Who became the President of Liberia in 2006 and was the first-ever woman to be elected head of State in the African continent?

Ellen Johnson Sirleaf is the 24th President of the Republic of Liberia and the first elected female Head of State in Africa. She is serving her second term as President after winning the 2011 presidential election.

After decades of fighting for freedom, justice and equality in Liberia, in 2011 President Sirleaf shared the prestigious Nobel Prize for Peace with two other women – fellow Liberian Leymah Gbowee, and Tawakkul Karman of Yemen. They were recognized, by the Norwegian Nobel Committee, for their non-violent struggle for the safety of women and for women’s rights to full participation in peace-building work.

Among her other distinguished honors are: France’s highest award and public distinction, the Grand Croix of the Légion d’Honneur (2012), and the Indira Gandhi Prize for Peace, Disarmament and Development (2012). In 2007 she received the Presidential Medal of Freedom, the highest civilian honor bestowed by an American President.

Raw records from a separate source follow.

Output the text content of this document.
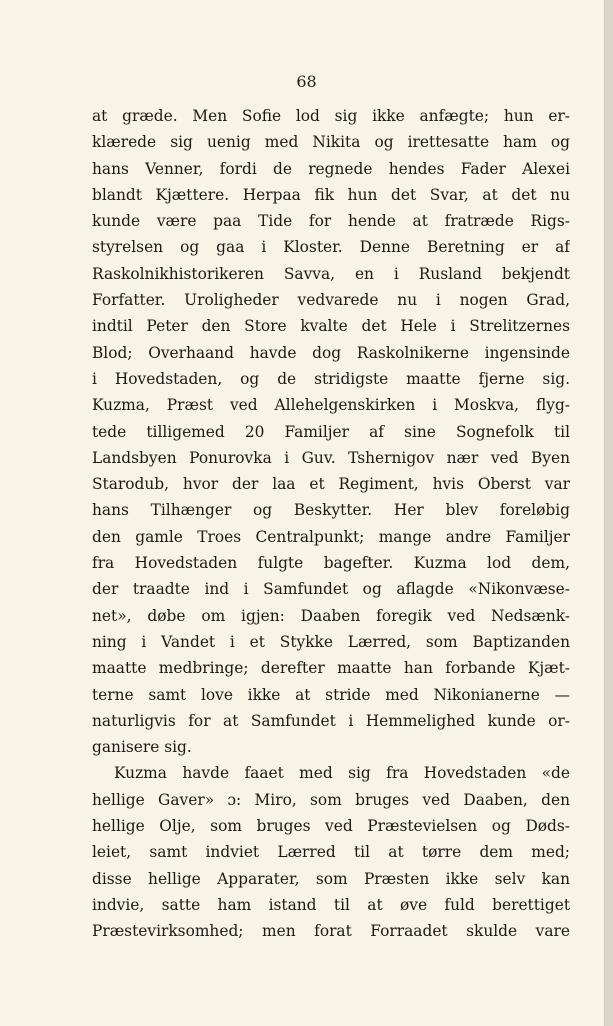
68
at græde. Men Sofie lod sig ikke anfægte; hun er-
klærede sig uenig med Nikita og irettesatte ham og
hans Venner, fordi de regnede hendes Fader Alexei
blandt Kjættere. Herpaa fik hun det Svar, at det nu
kunde være paa Tide for hende at fratræde Rigs-
styrelsen og gaa i Kloster. Denne Beretning er af
Raskolnikhistorikeren Savva, en i Rusland bekjendt
Forfatter. Uroligheder vedvarede nu i nogen Grad,
indtil Peter den Store kvalte det Hele i Strelitzernes
Blod; Overhaand havde dog Raskolnikerne ingensinde
i Hovedstaden, og de stridigste maatte fjerne sig.
Kuzma, Præst ved Allehelgenskirken i Moskva, flyg-
tede tilligemed 20 Familjer af sine Sognefolk til
Landsbyen Ponurovka i Guv. Tshernigov nær ved Byen
Starodub, hvor der laa et Regiment, hvis Oberst var
hans Tilhænger og Beskytter. Her blev foreløbig
den gamle Troes Centralpunkt; mange andre Familjer
fra Hovedstaden fulgte bagefter. Kuzma lod dem,
der traadte ind i Samfundet og aflagde «Nikonvæse-
net», døbe om igjen: Daaben foregik ved Nedsænk-
ning i Vandet i et Stykke Lærred, som Baptizanden
maatte medbringe; derefter maatte han forbande Kjæt-
terne samt love ikke at stride med Nikonianerne —
naturligvis for at Samfundet i Hemmelighed kunde or-
ganisere sig.
Kuzma havde faaet med sig fra Hovedstaden «de
hellige Gaver» ɔ: Miro, som bruges ved Daaben, den
hellige Olje, som bruges ved Præstevielsen og Døds-
leiet, samt indviet Lærred til at tørre dem med;
disse hellige Apparater, som Præsten ikke selv kan
indvie, satte ham istand til at øve fuld berettiget
Præstevirksomhed; men forat Forraadet skulde vare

Born Ellen Eugenia Johnson in Monrovia on October 29, 1938, she is the granddaughter of a traditional chief of renown in western Liberia and a market woman from the southeast. She grew up in Liberia and attended high school at the College of West Africa in Monrovia, subsequently studying at Madison (Wisconsin) Business College, the University of Colorado and Harvard University’s Kennedy School of Government where she obtained a Master’s Degree in Public Administration in 1971.